The Battle of Champion Hill,
The Champion Family

by Rebecca Blackwell Drake

A wealth of material has been written in past years regarding the Battle of Champion Hill. On the other hand, relatively little has been recorded about the pioneer family, the Champions, whose house and property fell victim to one of the fiercest battles fought during the war. In this interview, Sidney S. Champion, IV, reminisces, with clarity, stories told to him about the lives of his great ancestors as they sought to endure the Battle of Champion Hill as well as the war in general.

Sidney S. Champion, born in Gilford County, North Carolina in 1824, came to Mississippi and settled on a large tract of land located between Bolton and Edwards. He married Mary Matilda Montgomery from Madison County and had four children. Two of the children, Balfor and Mary, died before the age of 20. Wallace, their second son, became a medical doctor. Their youngest child, Sidney II, carried on the family name with a son, Sidney III, but died at the age of 36 with yellow fever.

Shaded lane leads to the original site of the Champion Home, burned in 1863 by Federal Troops. Champion Hill Baptist Church now occupies the historic site.

Captain Champion was a seasoned Confederate soldier long before the outbreak of the Battle of Champion Hill. The night of May 15th found Captain Champion within range of the battle site and serving as a vital member of General Pemberton's staff. That same night, with her husband gone and afraid of the situation that was brewing, Matilda, and her house servants loaded a large dresser filled with personal items into a wagon. With the wagon loaded and the carriage ready, she and the children were prepared to leave Champion Hill the next morning by day break. By 7:00 a.m. the next day, Union officers and soldiers arrived in the Champion's yard. As Matilda drove her carriage down the lane and away from the home, a Union officer stopped her just long enough to order them to vacate the premises!
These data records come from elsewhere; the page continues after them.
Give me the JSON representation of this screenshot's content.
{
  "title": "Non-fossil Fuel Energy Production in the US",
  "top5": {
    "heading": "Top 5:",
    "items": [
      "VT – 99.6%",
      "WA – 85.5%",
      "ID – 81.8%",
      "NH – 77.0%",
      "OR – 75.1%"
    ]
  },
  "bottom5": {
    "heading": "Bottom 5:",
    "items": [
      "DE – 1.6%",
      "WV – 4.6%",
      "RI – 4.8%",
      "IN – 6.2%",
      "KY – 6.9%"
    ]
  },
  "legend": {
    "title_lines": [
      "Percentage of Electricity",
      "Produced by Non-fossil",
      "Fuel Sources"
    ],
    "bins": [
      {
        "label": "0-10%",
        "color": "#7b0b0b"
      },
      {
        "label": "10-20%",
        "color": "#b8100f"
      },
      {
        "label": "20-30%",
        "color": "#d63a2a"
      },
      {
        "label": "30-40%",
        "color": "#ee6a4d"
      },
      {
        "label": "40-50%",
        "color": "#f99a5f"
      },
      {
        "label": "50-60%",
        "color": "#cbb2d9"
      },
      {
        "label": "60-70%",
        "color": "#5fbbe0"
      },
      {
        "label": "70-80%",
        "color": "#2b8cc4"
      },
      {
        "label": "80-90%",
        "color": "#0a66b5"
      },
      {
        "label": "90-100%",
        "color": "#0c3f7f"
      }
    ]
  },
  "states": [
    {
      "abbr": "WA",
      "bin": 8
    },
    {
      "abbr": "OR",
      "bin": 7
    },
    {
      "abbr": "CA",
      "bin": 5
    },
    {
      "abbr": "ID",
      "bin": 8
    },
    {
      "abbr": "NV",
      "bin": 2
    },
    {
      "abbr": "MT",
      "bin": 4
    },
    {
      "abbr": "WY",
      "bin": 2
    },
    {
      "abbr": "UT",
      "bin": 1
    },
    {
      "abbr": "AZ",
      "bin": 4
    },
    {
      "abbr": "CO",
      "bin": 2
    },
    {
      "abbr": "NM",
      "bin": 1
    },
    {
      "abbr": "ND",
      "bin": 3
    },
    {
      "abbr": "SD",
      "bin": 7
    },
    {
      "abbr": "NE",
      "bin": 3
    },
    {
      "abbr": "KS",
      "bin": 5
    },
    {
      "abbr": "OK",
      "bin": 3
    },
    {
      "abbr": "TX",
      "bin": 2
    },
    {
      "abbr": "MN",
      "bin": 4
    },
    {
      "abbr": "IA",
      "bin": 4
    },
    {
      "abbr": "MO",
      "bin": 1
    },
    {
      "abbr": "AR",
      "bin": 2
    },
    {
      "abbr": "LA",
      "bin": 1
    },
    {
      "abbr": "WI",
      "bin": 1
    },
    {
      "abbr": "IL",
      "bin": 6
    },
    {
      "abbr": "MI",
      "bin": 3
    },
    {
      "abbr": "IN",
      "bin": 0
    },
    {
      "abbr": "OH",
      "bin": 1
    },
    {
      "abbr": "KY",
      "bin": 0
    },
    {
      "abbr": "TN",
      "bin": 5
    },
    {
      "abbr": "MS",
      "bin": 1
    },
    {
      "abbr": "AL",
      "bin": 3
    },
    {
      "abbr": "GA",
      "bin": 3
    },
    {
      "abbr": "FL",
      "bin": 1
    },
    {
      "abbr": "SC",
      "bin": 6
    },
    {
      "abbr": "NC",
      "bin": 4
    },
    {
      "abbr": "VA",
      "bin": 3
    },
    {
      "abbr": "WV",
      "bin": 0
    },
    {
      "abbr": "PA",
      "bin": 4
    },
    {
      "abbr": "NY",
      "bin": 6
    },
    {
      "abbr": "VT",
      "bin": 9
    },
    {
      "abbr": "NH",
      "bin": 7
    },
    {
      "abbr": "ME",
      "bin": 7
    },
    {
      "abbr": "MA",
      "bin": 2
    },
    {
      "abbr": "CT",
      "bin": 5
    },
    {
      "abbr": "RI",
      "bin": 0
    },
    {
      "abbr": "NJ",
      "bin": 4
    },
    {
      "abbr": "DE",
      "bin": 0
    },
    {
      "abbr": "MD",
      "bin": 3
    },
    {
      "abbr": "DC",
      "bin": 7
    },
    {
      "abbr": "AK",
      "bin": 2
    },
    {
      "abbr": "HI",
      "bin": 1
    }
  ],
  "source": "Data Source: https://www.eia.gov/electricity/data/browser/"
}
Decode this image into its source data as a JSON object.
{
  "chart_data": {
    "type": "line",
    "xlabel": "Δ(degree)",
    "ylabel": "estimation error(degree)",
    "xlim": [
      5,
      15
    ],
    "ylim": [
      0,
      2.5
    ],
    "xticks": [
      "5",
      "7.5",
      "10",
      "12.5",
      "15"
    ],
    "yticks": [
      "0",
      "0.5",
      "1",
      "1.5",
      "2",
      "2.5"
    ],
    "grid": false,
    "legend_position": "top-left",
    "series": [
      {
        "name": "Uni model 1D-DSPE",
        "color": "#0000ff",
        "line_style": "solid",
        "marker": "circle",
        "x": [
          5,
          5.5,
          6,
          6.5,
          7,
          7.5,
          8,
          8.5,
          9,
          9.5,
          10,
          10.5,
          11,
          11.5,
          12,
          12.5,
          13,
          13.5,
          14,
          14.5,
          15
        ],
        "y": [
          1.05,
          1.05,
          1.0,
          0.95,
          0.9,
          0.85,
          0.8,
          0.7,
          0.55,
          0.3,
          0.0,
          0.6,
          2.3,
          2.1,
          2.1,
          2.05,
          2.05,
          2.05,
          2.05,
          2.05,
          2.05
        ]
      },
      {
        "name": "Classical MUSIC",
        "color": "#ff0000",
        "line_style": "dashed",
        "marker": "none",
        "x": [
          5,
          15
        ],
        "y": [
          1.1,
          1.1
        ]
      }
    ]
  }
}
The loaded wagon creaked along behind her carriage as she and the frightened children as well as a few servants, fled to the family home in Madison County. She later commented to her daughter-in-law, Olivia Feree Montgomery Champion, "before I arrived even as far as Bolton, I could hear cannon fire in the distance." Captain Champion was one of the soldiers fortunate enough to have survived the battle and make it, safely, back across the Big Black River. From Vicksburg he wrote to his wife in Madison County saying... "I am afraid our home is burned because when retiring from the field, I could see a plume of black smoke was rising."

Not long after the Battle, Matilda returned to the plantation to find that her home was still standing and in good Order, but being used as a hospital for wounded and dying soldiers. To her dismay, she found the family's dining room table being used to perform amputations! In spite of the dim situation, she was hopeful that the Union troops would soon move on and she could restore the house to order. But, when the Union surgeons finished their work and prepared to move on toward Vicksburg, an over-exuberant soldier went against Grant's orders and burned the house to the ground! One hundred bales of hay also went up in flames!
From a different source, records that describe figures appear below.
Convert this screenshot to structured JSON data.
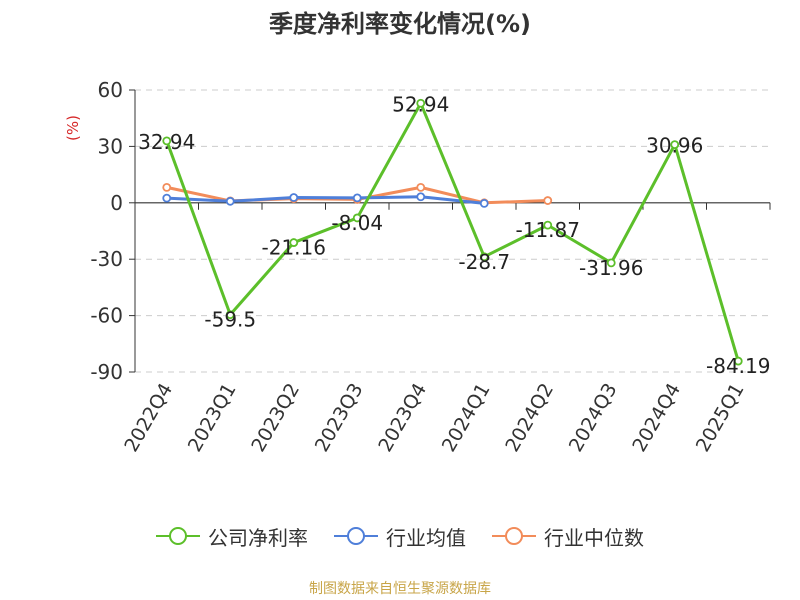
{
  "chart_data": {
    "type": "line",
    "title": "季度净利率变化情况(%)",
    "ylabel": "(%)",
    "categories": [
      "2022Q4",
      "2023Q1",
      "2023Q2",
      "2023Q3",
      "2023Q4",
      "2024Q1",
      "2024Q2",
      "2024Q3",
      "2024Q4",
      "2025Q1"
    ],
    "yticks": [
      60,
      30,
      0,
      -30,
      -60,
      -90
    ],
    "ylim": [
      -90,
      60
    ],
    "grid": true,
    "legend_position": "bottom",
    "series": [
      {
        "name": "公司净利率",
        "color": "#5cbf2a",
        "values": [
          32.94,
          -59.5,
          -21.16,
          -8.04,
          52.94,
          -28.7,
          -11.87,
          -31.96,
          30.96,
          -84.19
        ],
        "labels": [
          "32.94",
          "-59.5",
          "-21.16",
          "-8.04",
          "52.94",
          "-28.7",
          "-11.87",
          "-31.96",
          "30.96",
          "-84.19"
        ]
      },
      {
        "name": "行业均值",
        "color": "#4f7fd9",
        "values": [
          2.5,
          0.8,
          2.8,
          2.6,
          3.2,
          -0.3,
          null,
          null,
          null,
          null
        ]
      },
      {
        "name": "行业中位数",
        "color": "#f28c5a",
        "values": [
          8.2,
          1.0,
          2.2,
          1.8,
          8.2,
          0.0,
          1.2,
          null,
          null,
          null
        ]
      }
    ]
  },
  "source": "制图数据来自恒生聚源数据库"
}
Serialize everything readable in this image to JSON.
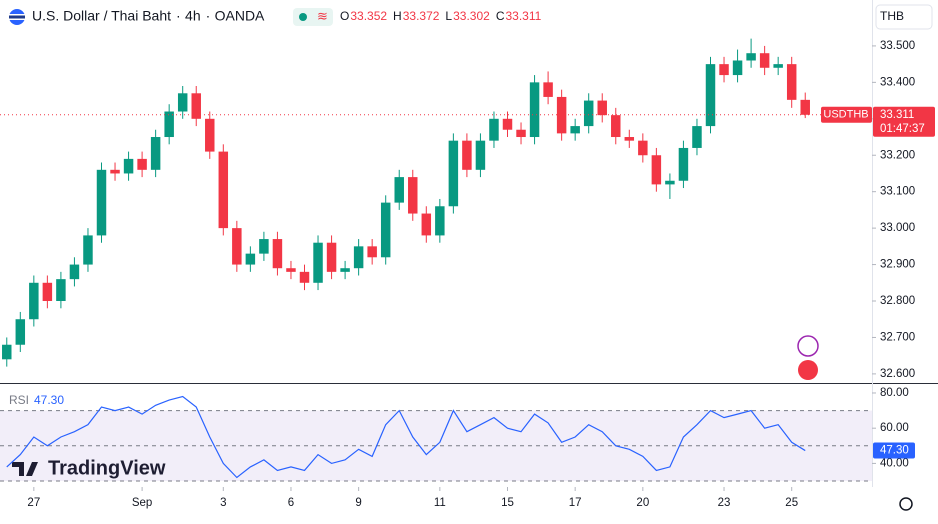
{
  "ui": {
    "currency": "THB",
    "brand": "TradingView"
  },
  "chart_data": [
    {
      "type": "candlestick",
      "title": "U.S. Dollar / Thai Baht",
      "interval": "4h",
      "source": "OANDA",
      "ohlc_labels": [
        "O",
        "H",
        "L",
        "C"
      ],
      "last": {
        "open": 33.352,
        "high": 33.372,
        "low": 33.302,
        "close": 33.311
      },
      "symbol": "USDTHB",
      "countdown": "01:47:37",
      "up_color": "#089981",
      "down_color": "#f23645",
      "open": [
        32.64,
        32.68,
        32.75,
        32.85,
        32.8,
        32.86,
        32.9,
        32.98,
        33.16,
        33.15,
        33.19,
        33.16,
        33.25,
        33.32,
        33.37,
        33.3,
        33.21,
        33.0,
        32.9,
        32.93,
        32.97,
        32.89,
        32.88,
        32.85,
        32.96,
        32.88,
        32.89,
        32.95,
        32.92,
        33.07,
        33.14,
        33.04,
        32.98,
        33.06,
        33.24,
        33.16,
        33.24,
        33.3,
        33.27,
        33.25,
        33.4,
        33.36,
        33.26,
        33.28,
        33.35,
        33.31,
        33.25,
        33.24,
        33.2,
        33.12,
        33.13,
        33.22,
        33.28,
        33.45,
        33.42,
        33.46,
        33.48,
        33.44,
        33.45,
        33.352
      ],
      "high": [
        32.7,
        32.77,
        32.87,
        32.87,
        32.88,
        32.92,
        33.0,
        33.18,
        33.18,
        33.21,
        33.21,
        33.27,
        33.34,
        33.39,
        33.39,
        33.32,
        33.23,
        33.02,
        32.95,
        32.99,
        32.99,
        32.91,
        32.9,
        32.98,
        32.98,
        32.91,
        32.97,
        32.97,
        33.09,
        33.16,
        33.16,
        33.06,
        33.08,
        33.26,
        33.26,
        33.26,
        33.32,
        33.32,
        33.29,
        33.42,
        33.43,
        33.38,
        33.3,
        33.37,
        33.37,
        33.33,
        33.27,
        33.26,
        33.22,
        33.15,
        33.24,
        33.3,
        33.47,
        33.47,
        33.49,
        33.52,
        33.5,
        33.47,
        33.47,
        33.372
      ],
      "low": [
        32.62,
        32.66,
        32.73,
        32.78,
        32.78,
        32.84,
        32.88,
        32.96,
        33.13,
        33.13,
        33.14,
        33.14,
        33.23,
        33.3,
        33.28,
        33.19,
        32.98,
        32.88,
        32.88,
        32.91,
        32.87,
        32.86,
        32.83,
        32.83,
        32.86,
        32.86,
        32.87,
        32.9,
        32.9,
        33.05,
        33.02,
        32.96,
        32.96,
        33.04,
        33.14,
        33.14,
        33.22,
        33.25,
        33.23,
        33.23,
        33.34,
        33.24,
        33.24,
        33.26,
        33.29,
        33.23,
        33.22,
        33.18,
        33.1,
        33.08,
        33.11,
        33.2,
        33.26,
        33.4,
        33.4,
        33.44,
        33.42,
        33.42,
        33.33,
        33.302
      ],
      "close": [
        32.68,
        32.75,
        32.85,
        32.8,
        32.86,
        32.9,
        32.98,
        33.16,
        33.15,
        33.19,
        33.16,
        33.25,
        33.32,
        33.37,
        33.3,
        33.21,
        33.0,
        32.9,
        32.93,
        32.97,
        32.89,
        32.88,
        32.85,
        32.96,
        32.88,
        32.89,
        32.95,
        32.92,
        33.07,
        33.14,
        33.04,
        32.98,
        33.06,
        33.24,
        33.16,
        33.24,
        33.3,
        33.27,
        33.25,
        33.4,
        33.36,
        33.26,
        33.28,
        33.35,
        33.31,
        33.25,
        33.24,
        33.2,
        33.12,
        33.13,
        33.22,
        33.28,
        33.45,
        33.42,
        33.46,
        33.48,
        33.44,
        33.45,
        33.352,
        33.311
      ],
      "ylim": [
        32.575,
        33.626
      ],
      "yticks": [
        {
          "value": 32.6,
          "label": "32.600"
        },
        {
          "value": 32.7,
          "label": "32.700"
        },
        {
          "value": 32.8,
          "label": "32.800"
        },
        {
          "value": 32.9,
          "label": "32.900"
        },
        {
          "value": 33.0,
          "label": "33.000"
        },
        {
          "value": 33.1,
          "label": "33.100"
        },
        {
          "value": 33.2,
          "label": "33.200"
        },
        {
          "value": 33.3,
          "label": "33.300"
        },
        {
          "value": 33.4,
          "label": "33.400"
        },
        {
          "value": 33.5,
          "label": "33.500"
        }
      ],
      "xticks": [
        {
          "value": 2,
          "label": "27"
        },
        {
          "value": 10,
          "label": "Sep"
        },
        {
          "value": 16,
          "label": "3"
        },
        {
          "value": 21,
          "label": "6"
        },
        {
          "value": 26,
          "label": "9"
        },
        {
          "value": 32,
          "label": "11"
        },
        {
          "value": 37,
          "label": "15"
        },
        {
          "value": 42,
          "label": "17"
        },
        {
          "value": 47,
          "label": "20"
        },
        {
          "value": 53,
          "label": "23"
        },
        {
          "value": 58,
          "label": "25"
        }
      ]
    },
    {
      "type": "line",
      "name": "RSI",
      "color": "#2962ff",
      "values": [
        38,
        45,
        55,
        50,
        55,
        58,
        62,
        72,
        70,
        72,
        68,
        73,
        76,
        78,
        72,
        55,
        40,
        32,
        38,
        42,
        36,
        38,
        36,
        45,
        40,
        42,
        48,
        44,
        62,
        70,
        55,
        45,
        52,
        70,
        58,
        62,
        66,
        60,
        58,
        68,
        63,
        52,
        55,
        62,
        58,
        50,
        48,
        44,
        36,
        38,
        55,
        62,
        70,
        66,
        68,
        70,
        60,
        62,
        52,
        47.3
      ],
      "current": {
        "value": 47.3,
        "label": "47.30"
      },
      "bands": [
        30,
        50,
        70
      ],
      "ylim": [
        26.6,
        85.1
      ],
      "yticks": [
        {
          "value": 40,
          "label": "40.00"
        },
        {
          "value": 60,
          "label": "60.00"
        },
        {
          "value": 80,
          "label": "80.00"
        }
      ]
    }
  ]
}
After the defeat of Vicksburg, Captain Champion was sent to a prison camp in Vicksburg but was later exchanged for a Union officer of equal rank. He rejoined the Cavalry and continued to fight for the cause of the Confederacy until the end of the war. He was wounded in Franklin, Tennessee, yet, resumed command of his troops. By the end of the war his final military rank was that of Lieutenant Colonel. After returning to Champion Hill he built another house for his family. The new one was located across the road from the burned home and facing the railroad tracks. For the next several years he remained in a state of poor health and never fully recovered from his battle wound. In 1867, two years after the war, he died leaving Matilda a widow with 4 children. Out of necessity, she took her children to the fields to work - then brought them home and taught each of them to read and write, as well as to speak correctly.
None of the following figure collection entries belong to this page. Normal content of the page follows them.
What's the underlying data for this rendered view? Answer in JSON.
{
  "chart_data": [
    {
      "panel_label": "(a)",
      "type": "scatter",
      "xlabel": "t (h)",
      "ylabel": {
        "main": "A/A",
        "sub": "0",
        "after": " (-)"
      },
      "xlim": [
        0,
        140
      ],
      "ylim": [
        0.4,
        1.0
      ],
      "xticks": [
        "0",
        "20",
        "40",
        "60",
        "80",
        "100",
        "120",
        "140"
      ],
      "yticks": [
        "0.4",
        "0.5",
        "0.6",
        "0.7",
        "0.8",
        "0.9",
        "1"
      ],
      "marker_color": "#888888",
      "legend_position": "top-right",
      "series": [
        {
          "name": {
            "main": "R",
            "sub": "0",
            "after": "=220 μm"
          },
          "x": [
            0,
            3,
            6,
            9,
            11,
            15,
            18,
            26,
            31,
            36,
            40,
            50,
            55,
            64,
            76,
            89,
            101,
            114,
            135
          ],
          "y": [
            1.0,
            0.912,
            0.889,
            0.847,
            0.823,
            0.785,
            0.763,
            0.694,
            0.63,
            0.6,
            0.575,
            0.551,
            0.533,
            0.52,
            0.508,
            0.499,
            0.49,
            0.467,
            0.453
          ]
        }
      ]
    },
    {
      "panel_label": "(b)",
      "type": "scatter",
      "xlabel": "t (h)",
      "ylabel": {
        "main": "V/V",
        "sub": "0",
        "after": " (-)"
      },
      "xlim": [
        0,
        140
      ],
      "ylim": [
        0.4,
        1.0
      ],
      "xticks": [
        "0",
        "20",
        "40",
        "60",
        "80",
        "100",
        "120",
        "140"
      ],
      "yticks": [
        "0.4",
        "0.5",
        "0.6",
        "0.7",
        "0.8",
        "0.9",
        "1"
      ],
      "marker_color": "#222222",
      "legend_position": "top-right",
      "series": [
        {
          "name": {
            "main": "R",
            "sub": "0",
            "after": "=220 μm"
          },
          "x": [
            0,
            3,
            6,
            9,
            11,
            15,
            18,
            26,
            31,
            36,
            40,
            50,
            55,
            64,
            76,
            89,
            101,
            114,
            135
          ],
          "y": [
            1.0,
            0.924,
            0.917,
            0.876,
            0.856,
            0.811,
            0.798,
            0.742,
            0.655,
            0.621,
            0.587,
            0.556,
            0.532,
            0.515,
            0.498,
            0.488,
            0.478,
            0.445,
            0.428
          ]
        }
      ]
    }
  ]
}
Many years after the war, and the death of Matilda, Union veterans traveled south to re-visit the area known to them as Champion Hill. Mrs. Olivia Ferree Champion, wife and widow of Sidney Champion, 11, graciously received them in the family home and listened as they reminisced about the war. One of these visitors was a Union officer, a surgeon, who had treated the sick and wounded in the home during the battle. The physician told her... "while performing amputations on her dining room table, the blood would get so deep on the floor that a soldier had to take an ax and cut a hole in the floor so the blood could run out under the house." Other veterans would come to the Champion house - notice the old scarred table - and comment... "Well, Mrs. Champion, they took my leg off here - or my arm off there - and when taking my arm they had another man turned the other way - feet to head to me - taking his at the same time."

At the Champion home in Jackson, a beautiful antique dresser stands in the bedroom of Mrs. Ruth Cosner Champion, widow of Sidney Champion, III. While reminiscing family stories, her son, Sidney Champion IV, points to the old dresser in a quiet voice comments... "that's the dresser that the slaves loaded into Matilda's wagon the day she left Champion Hill. Probably the main thing it held was the children's clothing."

After all these years, the property is still retained by the Champion family and two descendants proudly bear the name of their great ancestor, Sidney Champion.